Page 97 of The Meaning Of You

Voices filtered down from above but they sounded relaxed. A clink of glasses accompanied by laughter.

I went to the door of the next cabin and pressed on the handle. It didn’t move. I tried again, adding my shoulder to force it open, but still nothing.

Shit.

“Who’s there?” a man whisper-shouted from inside the room.

“Madigan Church,” I whispered back, still working the handle.

“It’s locked,” he said.

I swore under my breath, then studied the door, but the hinges were on the inside. “Who are you?”

He hesitated before answering, “Lee Shepherd.”

I shuffled through the names in my head, figuring Lee had to be the new name, which meant the old name was—“Graham Cunningham?”

There was a long beat of silence followed by, “How in the hell do you know that?” He sounded frightened. He also had an Australian accent.

“Later. Let’s get out of here first. Hang on while I go look for something to open this door.”

“Do I have a choice?”

I smiled at the quip, then made my way up the short corridor toward what looked like a galley at the end. I’d no sooner stepped inside when footsteps hit the stairwell and the two men arrived back in the hall. I pressed flat against the wall, praying hard they weren’t coming for me cos there was nowhere to hide.

“...Bali instead,” the big guy said as the two men turned away from the kitchen toward the cabins. “Plenty of cheap villasand cheaper women.” He made a lewd sound, then laughed. “We fucking earned it after all these months.”

“And the rest,” the second man replied. “Remember that tiny hotel on the beach with the tittie bar next door? Best time of my life.”

They laughed, and just like that a name popped into my brain. Tobin. One of the nurses at Golden Oaks. What the actual fuck? I risked a peek and saw them standing outside Lee’s cabin. The larger man worked a key into the lock and they stepped inside.

Dammit.

I could only pray they hadn’t come to take Lee with them.

My prayer wasn’t answered.

After a lot of noise and kerfuffle—during which time I managed to find a knife and cut through the cable ties on my wrists—the men stepped back in the hallway. A soft hiccupping cry floated down the corridor and I recognised the tone. Lee. He was being pushed toward the stairs with his arms behind his back. With my back flat against the shadowed galley wall, I caught a glimpse of a slim man in his late twenties with dark shoulder-length hair, alabaster skin, and the fear of God in his eyes.

A rumble of shoes and bodies in the stairwell was followed by more footsteps on the floor above my head. The voices became distant, muffled, until they finally faded altogether.

And still, I didn’t move. Waiting. Waiting. But the inside of the boat remained silent.

It was time.

I sucked in a breath, left the relative safety of the galley, and carefully made my way up the stairs. I paused just before the top to get my bearings and check the saloon. It was empty. Through the windows, I could see it was night, which for some reason surprised me. Voices came from the stern of the boat, and whenI looked, I saw Tweedledum and Tweedledee talking to someone over the railing with their backs to me.

Keep moving. Keep moving.

I whipped across the saloon and through the open door onto the side deck.
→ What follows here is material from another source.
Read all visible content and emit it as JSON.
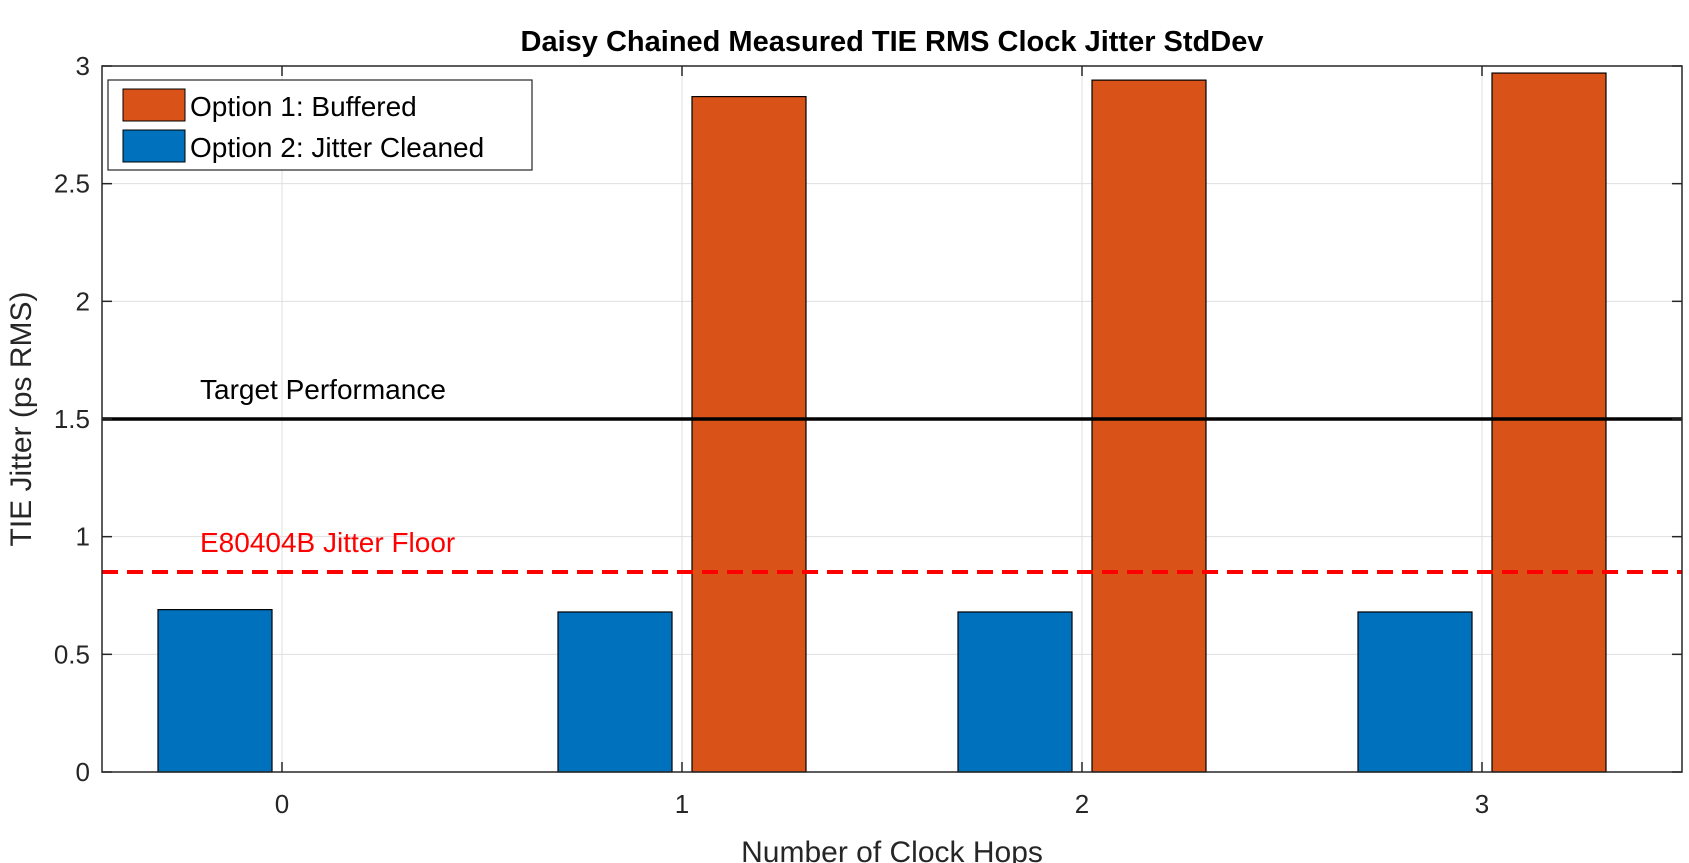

The boat was a good twenty or thirty metres and moored at the end of a jetty a long way from the cafés and service lights visible in the distance. The vessel moored alongside appeared empty, it’s cabin windows dark. Most of the others berthed along the jetty were the same, so there’d be no help there. Not to mention, it would be the first place they’d look. Not that the alternatives were any better. Jump in the water where I’d be a sitting duck or run for it down the well-lit jetty and also be a sitting duck.
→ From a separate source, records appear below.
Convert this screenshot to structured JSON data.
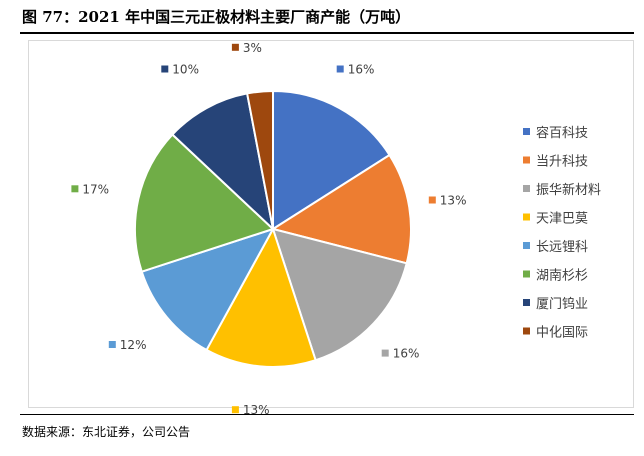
{
  "figure": {
    "title": "图 77：2021 年中国三元正极材料主要厂商产能（万吨）",
    "source": "数据来源：东北证券，公司公告"
  },
  "chart_data": {
    "type": "pie",
    "title": "",
    "legend_position": "right",
    "categories": [
      "容百科技",
      "当升科技",
      "振华新材料",
      "天津巴莫",
      "长远锂科",
      "湖南杉杉",
      "厦门钨业",
      "中化国际"
    ],
    "values": [
      16,
      13,
      16,
      13,
      12,
      17,
      10,
      3
    ],
    "labels": [
      "16%",
      "13%",
      "16%",
      "13%",
      "12%",
      "17%",
      "10%",
      "3%"
    ],
    "colors": [
      "#4472C4",
      "#ED7D31",
      "#A5A5A5",
      "#FFC000",
      "#5B9BD5",
      "#70AD47",
      "#264478",
      "#9E480E"
    ]
  }
}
I glanced over the side at the dark water, likely the best of a bad deal. The idea didn’t thrill me, but on the plus side, I’d be cooler than I’d been in days.

An engine fired up and I spun back toward the stern. A small craft was headed away from the boat and the man at the helm looked enormous. Instinct told me Lee was on board that craft which meant I needed to be gone as well.
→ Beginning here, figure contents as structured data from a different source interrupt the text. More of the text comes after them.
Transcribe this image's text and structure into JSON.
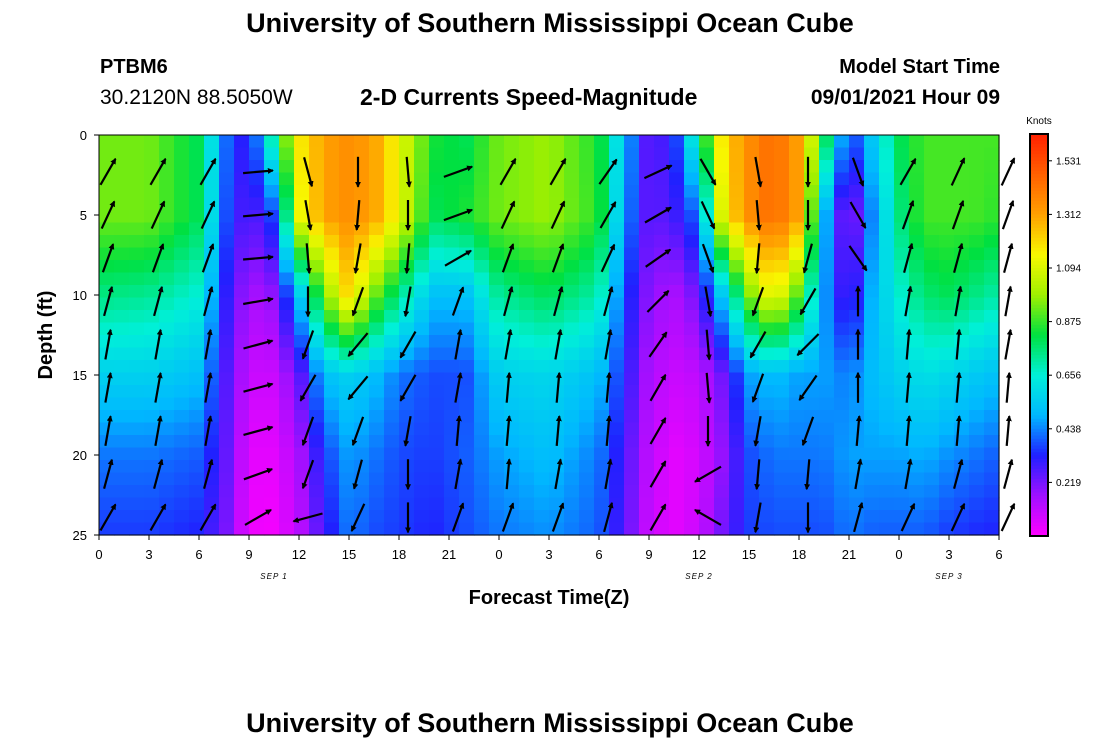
{
  "header": {
    "main_title": "University of Southern Mississippi Ocean Cube",
    "station_id": "PTBM6",
    "coordinates": "30.2120N  88.5050W",
    "plot_title": "2-D Currents Speed-Magnitude",
    "model_start_label": "Model Start Time",
    "model_start_value": "09/01/2021 Hour 09"
  },
  "footer": {
    "title": "University of Southern Mississippi Ocean Cube"
  },
  "chart_data": {
    "type": "heatmap",
    "xlabel": "Forecast Time(Z)",
    "ylabel": "Depth (ft)",
    "x_tick_labels": [
      "0",
      "3",
      "6",
      "9",
      "12",
      "15",
      "18",
      "21",
      "0",
      "3",
      "6",
      "9",
      "12",
      "15",
      "18",
      "21",
      "0",
      "3",
      "6"
    ],
    "x_hours_range": [
      0,
      54
    ],
    "y_tick_labels": [
      "0",
      "5",
      "10",
      "15",
      "20",
      "25"
    ],
    "ylim": [
      0,
      25
    ],
    "y_inverted": true,
    "date_labels": [
      {
        "text": "SEP 1",
        "hour": 10.5
      },
      {
        "text": "SEP 2",
        "hour": 36
      },
      {
        "text": "SEP 3",
        "hour": 51
      }
    ],
    "colorbar": {
      "unit_label": "Knots",
      "tick_labels": [
        "1.531",
        "1.312",
        "1.094",
        "0.875",
        "0.656",
        "0.438",
        "0.219"
      ],
      "range": [
        0,
        1.75
      ],
      "colors": [
        "#ff00ff",
        "#a010ff",
        "#2020ff",
        "#00b8ff",
        "#00f0d8",
        "#00e040",
        "#a0f000",
        "#f8f800",
        "#ffa000",
        "#ff6000",
        "#ff2000"
      ]
    },
    "speed_profiles_hours": [
      0,
      3,
      6,
      7.5,
      9,
      10.5,
      12,
      13.5,
      15,
      16.5,
      18,
      20,
      22,
      24,
      27,
      30,
      31.5,
      33,
      34.5,
      36,
      37.5,
      39,
      40.5,
      42,
      43.5,
      45,
      46.5,
      48,
      49.5,
      51,
      52.5,
      54
    ],
    "speed_profiles_depths_ft": [
      0,
      5,
      10,
      15,
      20,
      25
    ],
    "speed_profiles_knots": [
      [
        1.0,
        1.0,
        0.8,
        0.6,
        0.45,
        0.38
      ],
      [
        1.0,
        1.0,
        0.78,
        0.6,
        0.45,
        0.38
      ],
      [
        0.85,
        0.85,
        0.7,
        0.55,
        0.42,
        0.35
      ],
      [
        0.45,
        0.42,
        0.35,
        0.3,
        0.28,
        0.25
      ],
      [
        0.3,
        0.25,
        0.15,
        0.1,
        0.05,
        0.03
      ],
      [
        0.8,
        0.4,
        0.2,
        0.1,
        0.05,
        0.02
      ],
      [
        1.25,
        1.2,
        0.55,
        0.25,
        0.15,
        0.12
      ],
      [
        1.4,
        1.4,
        1.0,
        0.55,
        0.38,
        0.3
      ],
      [
        1.45,
        1.45,
        1.3,
        0.6,
        0.5,
        0.45
      ],
      [
        1.4,
        1.4,
        1.0,
        0.55,
        0.45,
        0.4
      ],
      [
        1.2,
        1.2,
        0.8,
        0.45,
        0.4,
        0.38
      ],
      [
        0.9,
        0.85,
        0.55,
        0.4,
        0.38,
        0.35
      ],
      [
        0.85,
        0.9,
        0.55,
        0.4,
        0.42,
        0.4
      ],
      [
        1.0,
        1.0,
        0.78,
        0.6,
        0.5,
        0.45
      ],
      [
        1.05,
        1.05,
        0.85,
        0.62,
        0.55,
        0.48
      ],
      [
        0.9,
        0.92,
        0.75,
        0.55,
        0.45,
        0.42
      ],
      [
        0.55,
        0.5,
        0.4,
        0.35,
        0.3,
        0.28
      ],
      [
        0.25,
        0.25,
        0.2,
        0.15,
        0.12,
        0.1
      ],
      [
        0.35,
        0.3,
        0.15,
        0.1,
        0.05,
        0.05
      ],
      [
        0.8,
        0.45,
        0.25,
        0.12,
        0.08,
        0.1
      ],
      [
        1.3,
        1.25,
        0.6,
        0.25,
        0.2,
        0.25
      ],
      [
        1.45,
        1.45,
        1.0,
        0.5,
        0.4,
        0.38
      ],
      [
        1.55,
        1.55,
        1.25,
        0.55,
        0.45,
        0.4
      ],
      [
        1.4,
        1.4,
        0.95,
        0.5,
        0.45,
        0.4
      ],
      [
        0.9,
        0.55,
        0.5,
        0.5,
        0.45,
        0.4
      ],
      [
        0.35,
        0.15,
        0.25,
        0.45,
        0.5,
        0.45
      ],
      [
        0.6,
        0.5,
        0.55,
        0.55,
        0.5,
        0.42
      ],
      [
        0.85,
        0.8,
        0.7,
        0.6,
        0.5,
        0.42
      ],
      [
        0.95,
        0.95,
        0.82,
        0.65,
        0.52,
        0.42
      ],
      [
        0.95,
        0.95,
        0.85,
        0.62,
        0.48,
        0.38
      ],
      [
        0.95,
        0.95,
        0.8,
        0.58,
        0.45,
        0.36
      ],
      [
        0.95,
        0.92,
        0.75,
        0.55,
        0.42,
        0.35
      ]
    ],
    "vector_grid_hours": [
      0,
      3,
      6,
      9,
      12,
      15,
      18,
      21,
      24,
      27,
      30,
      33,
      36,
      39,
      42,
      45,
      48,
      51,
      54
    ],
    "vector_grid_depths_ft": [
      2.3,
      5,
      7.7,
      10.4,
      13.1,
      15.8,
      18.5,
      21.2,
      23.9
    ],
    "vector_directions_deg": [
      [
        30,
        30,
        30,
        85,
        165,
        180,
        175,
        70,
        30,
        30,
        35,
        65,
        150,
        170,
        180,
        160,
        30,
        25,
        25
      ],
      [
        25,
        25,
        25,
        85,
        170,
        185,
        180,
        70,
        25,
        25,
        30,
        60,
        155,
        175,
        180,
        150,
        20,
        20,
        20
      ],
      [
        20,
        20,
        20,
        85,
        175,
        190,
        185,
        60,
        20,
        20,
        25,
        55,
        160,
        185,
        195,
        145,
        15,
        15,
        15
      ],
      [
        15,
        15,
        15,
        80,
        180,
        200,
        190,
        20,
        15,
        15,
        15,
        45,
        170,
        200,
        210,
        0,
        10,
        10,
        10
      ],
      [
        10,
        10,
        10,
        75,
        200,
        220,
        210,
        10,
        10,
        10,
        10,
        35,
        175,
        210,
        225,
        0,
        5,
        5,
        10
      ],
      [
        10,
        10,
        10,
        75,
        210,
        220,
        210,
        10,
        5,
        5,
        5,
        30,
        175,
        200,
        215,
        0,
        5,
        5,
        5
      ],
      [
        10,
        10,
        10,
        75,
        200,
        200,
        190,
        5,
        5,
        5,
        5,
        30,
        180,
        190,
        200,
        5,
        5,
        5,
        5
      ],
      [
        15,
        15,
        15,
        70,
        200,
        195,
        180,
        10,
        5,
        10,
        10,
        30,
        240,
        185,
        185,
        10,
        10,
        15,
        15
      ],
      [
        30,
        30,
        30,
        60,
        255,
        205,
        180,
        20,
        20,
        20,
        15,
        30,
        300,
        190,
        180,
        15,
        25,
        25,
        25
      ]
    ]
  }
}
I was making for the handrail to jump when a shout rang out from the back of the boat. The window next to my head exploded and,Jesus Christ, they were shooting at me. So much for swimming.

I circled around the bow to the other side and swung myself over the railing onto the pontoon. Shouts followed me over but I didn’t dare look. I sprinted toward the lights of the marina as fast as I could with my heart exploding in my chest.